First, he argues that the elderly have suffered less from the downturn from other groups be comparing declines in income and employment. This is actually a much tougher question that Leonhardt implies. The elderly have accumulated assets over their working lifetime. These assets plunged in value with the collapse of the housing bubble and the plunge in stock prices. This plunge has hit the elderly far more than other groups... So, if we took a wealth-based measure of impact, we would find that the wealthy were hit hardest by the downturn. ...
Second, in terms of government assistance, the making work pay tax credit is giving money to the vast majority of the under 65 population. The $250 boost to Social Security beneficiaries can be seen as an effort to provide comparable help to those who are no longer working. It's not obvious how this creates an injustice.
The third point is that Leonhardt seems to misunderstand the point of stimulus. We need people to spend money. Given the enormous idle capacity in the economy, we would benefit from handing checks to anyone who will agree to spend it. (Contrary to Leonhadt's assertion, this does not create a burden on children and grandchildren -- if anything the growth created by the stimulus is likely to mean we hand them a wealthier country.) The elderly will spend a high share of their checks, which makes this a good form of stimulus.
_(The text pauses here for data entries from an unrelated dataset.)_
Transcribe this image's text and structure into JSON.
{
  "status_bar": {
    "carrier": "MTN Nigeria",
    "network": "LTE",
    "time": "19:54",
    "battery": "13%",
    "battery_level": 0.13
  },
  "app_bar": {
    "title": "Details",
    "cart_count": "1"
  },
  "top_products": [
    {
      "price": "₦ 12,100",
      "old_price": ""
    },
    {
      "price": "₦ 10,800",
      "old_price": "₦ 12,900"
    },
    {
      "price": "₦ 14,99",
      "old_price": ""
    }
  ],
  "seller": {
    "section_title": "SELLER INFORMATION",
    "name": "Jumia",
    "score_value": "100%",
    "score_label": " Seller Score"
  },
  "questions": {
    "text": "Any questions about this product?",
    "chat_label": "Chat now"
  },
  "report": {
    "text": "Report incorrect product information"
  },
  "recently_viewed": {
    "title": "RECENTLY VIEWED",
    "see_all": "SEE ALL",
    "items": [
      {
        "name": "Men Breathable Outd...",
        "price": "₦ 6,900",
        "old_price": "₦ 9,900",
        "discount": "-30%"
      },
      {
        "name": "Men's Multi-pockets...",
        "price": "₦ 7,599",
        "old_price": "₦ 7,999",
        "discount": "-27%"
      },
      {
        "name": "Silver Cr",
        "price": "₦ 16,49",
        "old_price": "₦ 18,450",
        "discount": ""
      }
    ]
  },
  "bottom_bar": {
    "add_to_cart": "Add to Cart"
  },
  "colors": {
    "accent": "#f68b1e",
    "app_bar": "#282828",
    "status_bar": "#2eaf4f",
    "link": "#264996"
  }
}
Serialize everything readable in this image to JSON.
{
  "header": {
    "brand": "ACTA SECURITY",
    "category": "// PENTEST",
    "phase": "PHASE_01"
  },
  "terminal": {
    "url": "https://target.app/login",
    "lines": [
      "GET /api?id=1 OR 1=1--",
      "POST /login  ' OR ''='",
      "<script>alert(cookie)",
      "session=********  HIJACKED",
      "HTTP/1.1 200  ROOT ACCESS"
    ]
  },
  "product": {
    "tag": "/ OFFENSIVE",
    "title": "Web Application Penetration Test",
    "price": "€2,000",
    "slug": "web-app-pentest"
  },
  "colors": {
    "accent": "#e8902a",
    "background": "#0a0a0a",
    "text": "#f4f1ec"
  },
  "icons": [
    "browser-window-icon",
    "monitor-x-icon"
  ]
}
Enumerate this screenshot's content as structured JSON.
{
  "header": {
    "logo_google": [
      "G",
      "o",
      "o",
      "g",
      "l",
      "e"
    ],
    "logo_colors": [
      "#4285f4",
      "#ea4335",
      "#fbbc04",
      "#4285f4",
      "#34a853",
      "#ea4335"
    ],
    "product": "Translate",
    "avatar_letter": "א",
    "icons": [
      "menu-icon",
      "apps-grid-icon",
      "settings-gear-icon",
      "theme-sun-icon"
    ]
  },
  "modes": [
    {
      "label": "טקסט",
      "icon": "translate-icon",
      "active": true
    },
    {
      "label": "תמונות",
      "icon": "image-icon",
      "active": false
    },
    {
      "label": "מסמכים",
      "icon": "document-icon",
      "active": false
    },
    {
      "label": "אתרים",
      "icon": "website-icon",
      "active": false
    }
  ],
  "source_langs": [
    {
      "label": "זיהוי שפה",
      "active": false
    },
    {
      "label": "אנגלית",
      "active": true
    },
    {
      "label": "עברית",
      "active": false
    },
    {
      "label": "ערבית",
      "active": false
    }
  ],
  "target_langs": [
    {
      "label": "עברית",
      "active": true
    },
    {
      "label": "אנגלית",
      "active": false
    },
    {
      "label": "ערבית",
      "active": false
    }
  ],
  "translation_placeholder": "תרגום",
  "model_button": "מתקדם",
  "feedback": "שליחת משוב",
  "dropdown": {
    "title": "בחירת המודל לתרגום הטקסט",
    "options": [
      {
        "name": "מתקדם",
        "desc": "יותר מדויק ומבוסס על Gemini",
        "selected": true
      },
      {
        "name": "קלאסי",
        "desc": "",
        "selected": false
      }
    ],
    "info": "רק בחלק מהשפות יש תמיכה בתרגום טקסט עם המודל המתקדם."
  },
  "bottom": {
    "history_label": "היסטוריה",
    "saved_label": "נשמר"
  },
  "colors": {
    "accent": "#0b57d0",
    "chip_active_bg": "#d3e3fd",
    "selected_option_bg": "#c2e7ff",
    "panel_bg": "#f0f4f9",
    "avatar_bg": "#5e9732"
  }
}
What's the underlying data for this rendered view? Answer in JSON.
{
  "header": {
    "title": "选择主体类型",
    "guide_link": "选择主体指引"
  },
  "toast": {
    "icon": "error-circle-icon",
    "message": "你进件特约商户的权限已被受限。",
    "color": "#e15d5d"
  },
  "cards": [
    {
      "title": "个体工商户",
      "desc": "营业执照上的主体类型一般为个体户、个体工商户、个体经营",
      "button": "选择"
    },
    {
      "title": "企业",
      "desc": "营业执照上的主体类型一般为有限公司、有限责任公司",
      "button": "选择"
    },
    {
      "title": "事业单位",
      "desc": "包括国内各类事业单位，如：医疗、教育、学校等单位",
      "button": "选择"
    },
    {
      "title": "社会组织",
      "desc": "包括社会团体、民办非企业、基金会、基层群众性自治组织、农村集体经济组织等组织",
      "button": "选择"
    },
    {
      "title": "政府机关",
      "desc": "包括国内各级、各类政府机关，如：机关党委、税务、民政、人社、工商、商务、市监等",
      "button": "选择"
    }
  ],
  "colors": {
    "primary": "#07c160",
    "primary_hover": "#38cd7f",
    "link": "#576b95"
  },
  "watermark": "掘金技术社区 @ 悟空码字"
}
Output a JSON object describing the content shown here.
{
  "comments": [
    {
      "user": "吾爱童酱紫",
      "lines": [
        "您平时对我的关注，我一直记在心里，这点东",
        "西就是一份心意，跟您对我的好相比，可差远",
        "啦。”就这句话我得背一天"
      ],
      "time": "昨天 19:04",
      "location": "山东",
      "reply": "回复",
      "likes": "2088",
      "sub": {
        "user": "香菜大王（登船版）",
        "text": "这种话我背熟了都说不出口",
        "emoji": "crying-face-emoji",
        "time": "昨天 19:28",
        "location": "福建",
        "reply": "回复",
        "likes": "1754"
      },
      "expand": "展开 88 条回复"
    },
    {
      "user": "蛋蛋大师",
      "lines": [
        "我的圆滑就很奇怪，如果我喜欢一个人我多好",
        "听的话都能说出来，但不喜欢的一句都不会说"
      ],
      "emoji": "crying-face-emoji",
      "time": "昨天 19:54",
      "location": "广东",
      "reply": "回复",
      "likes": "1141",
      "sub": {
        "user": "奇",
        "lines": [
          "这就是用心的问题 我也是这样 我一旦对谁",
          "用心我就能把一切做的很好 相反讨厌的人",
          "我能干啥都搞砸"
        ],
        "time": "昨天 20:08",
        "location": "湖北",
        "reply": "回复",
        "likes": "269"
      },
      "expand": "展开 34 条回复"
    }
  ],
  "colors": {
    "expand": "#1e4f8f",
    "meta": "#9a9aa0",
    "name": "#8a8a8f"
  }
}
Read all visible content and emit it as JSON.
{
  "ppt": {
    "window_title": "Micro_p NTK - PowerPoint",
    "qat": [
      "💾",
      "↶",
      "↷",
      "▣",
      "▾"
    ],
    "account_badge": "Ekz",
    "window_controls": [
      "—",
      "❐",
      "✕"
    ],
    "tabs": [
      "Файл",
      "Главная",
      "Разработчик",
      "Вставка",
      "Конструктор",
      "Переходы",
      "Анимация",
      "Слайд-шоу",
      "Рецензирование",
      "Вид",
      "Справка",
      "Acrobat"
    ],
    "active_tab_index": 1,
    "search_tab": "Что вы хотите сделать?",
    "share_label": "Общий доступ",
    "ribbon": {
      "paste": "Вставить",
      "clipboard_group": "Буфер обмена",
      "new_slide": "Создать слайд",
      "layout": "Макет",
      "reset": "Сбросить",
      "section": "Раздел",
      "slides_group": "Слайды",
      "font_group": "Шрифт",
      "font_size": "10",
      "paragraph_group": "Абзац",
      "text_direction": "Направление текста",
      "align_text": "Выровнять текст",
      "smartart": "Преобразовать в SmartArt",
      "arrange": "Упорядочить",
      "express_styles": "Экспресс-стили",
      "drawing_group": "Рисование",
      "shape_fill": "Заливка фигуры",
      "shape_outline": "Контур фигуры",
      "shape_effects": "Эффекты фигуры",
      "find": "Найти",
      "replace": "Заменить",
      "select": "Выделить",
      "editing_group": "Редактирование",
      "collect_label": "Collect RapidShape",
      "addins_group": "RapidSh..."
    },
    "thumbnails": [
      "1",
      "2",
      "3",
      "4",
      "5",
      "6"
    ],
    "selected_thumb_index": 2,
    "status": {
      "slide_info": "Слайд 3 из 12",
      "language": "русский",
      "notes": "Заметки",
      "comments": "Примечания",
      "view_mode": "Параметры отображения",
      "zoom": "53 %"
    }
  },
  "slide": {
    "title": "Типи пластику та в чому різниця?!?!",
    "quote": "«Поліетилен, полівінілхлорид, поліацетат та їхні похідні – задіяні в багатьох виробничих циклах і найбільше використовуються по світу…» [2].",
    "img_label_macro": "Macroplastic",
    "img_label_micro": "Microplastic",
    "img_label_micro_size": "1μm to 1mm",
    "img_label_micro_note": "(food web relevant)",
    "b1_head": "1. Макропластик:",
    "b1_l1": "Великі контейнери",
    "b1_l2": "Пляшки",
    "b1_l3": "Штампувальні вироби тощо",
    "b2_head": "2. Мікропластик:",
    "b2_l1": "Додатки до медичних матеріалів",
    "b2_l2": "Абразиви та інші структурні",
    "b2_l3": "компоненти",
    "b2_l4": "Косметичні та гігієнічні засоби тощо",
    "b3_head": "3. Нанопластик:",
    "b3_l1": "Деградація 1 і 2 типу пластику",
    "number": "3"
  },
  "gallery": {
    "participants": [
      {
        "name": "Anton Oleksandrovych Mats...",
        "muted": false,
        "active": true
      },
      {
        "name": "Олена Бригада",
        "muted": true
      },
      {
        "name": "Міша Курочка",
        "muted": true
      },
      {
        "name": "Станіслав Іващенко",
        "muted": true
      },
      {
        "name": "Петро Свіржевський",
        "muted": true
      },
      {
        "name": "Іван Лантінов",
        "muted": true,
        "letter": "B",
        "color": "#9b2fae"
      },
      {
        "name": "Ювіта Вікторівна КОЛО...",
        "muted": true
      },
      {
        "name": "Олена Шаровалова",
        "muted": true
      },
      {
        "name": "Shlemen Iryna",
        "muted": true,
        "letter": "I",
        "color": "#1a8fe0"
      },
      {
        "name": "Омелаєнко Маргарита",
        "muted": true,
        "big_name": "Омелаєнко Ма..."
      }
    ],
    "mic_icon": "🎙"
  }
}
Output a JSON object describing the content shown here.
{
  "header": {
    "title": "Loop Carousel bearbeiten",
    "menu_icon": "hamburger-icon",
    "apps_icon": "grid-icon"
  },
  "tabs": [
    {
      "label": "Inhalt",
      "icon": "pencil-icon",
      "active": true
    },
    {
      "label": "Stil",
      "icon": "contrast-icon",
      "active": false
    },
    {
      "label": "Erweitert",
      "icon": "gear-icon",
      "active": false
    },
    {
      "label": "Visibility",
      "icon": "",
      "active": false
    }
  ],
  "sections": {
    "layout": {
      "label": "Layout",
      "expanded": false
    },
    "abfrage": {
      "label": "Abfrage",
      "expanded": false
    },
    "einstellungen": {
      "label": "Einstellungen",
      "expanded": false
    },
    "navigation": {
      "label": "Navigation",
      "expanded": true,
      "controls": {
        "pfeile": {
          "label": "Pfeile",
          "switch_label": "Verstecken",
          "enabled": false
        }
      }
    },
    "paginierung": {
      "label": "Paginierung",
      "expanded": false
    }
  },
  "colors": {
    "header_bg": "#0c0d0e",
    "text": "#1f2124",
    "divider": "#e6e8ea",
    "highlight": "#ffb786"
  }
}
In fact, we really need larger deficits at this point to boost the economy, but politically this is not acceptable. We should thank the elderly for making some additional stimulus politically acceptable. ...
Lastly, we get a line about protecting Medicare benefiting the elderly at the expense of our grandchildren. Actually, we could substantially reduce costs for Medicare and fully protect the quality of care. However, this would require attacking the interests of the health care industry. This is an interest group that the politicians (and the media) really pander to.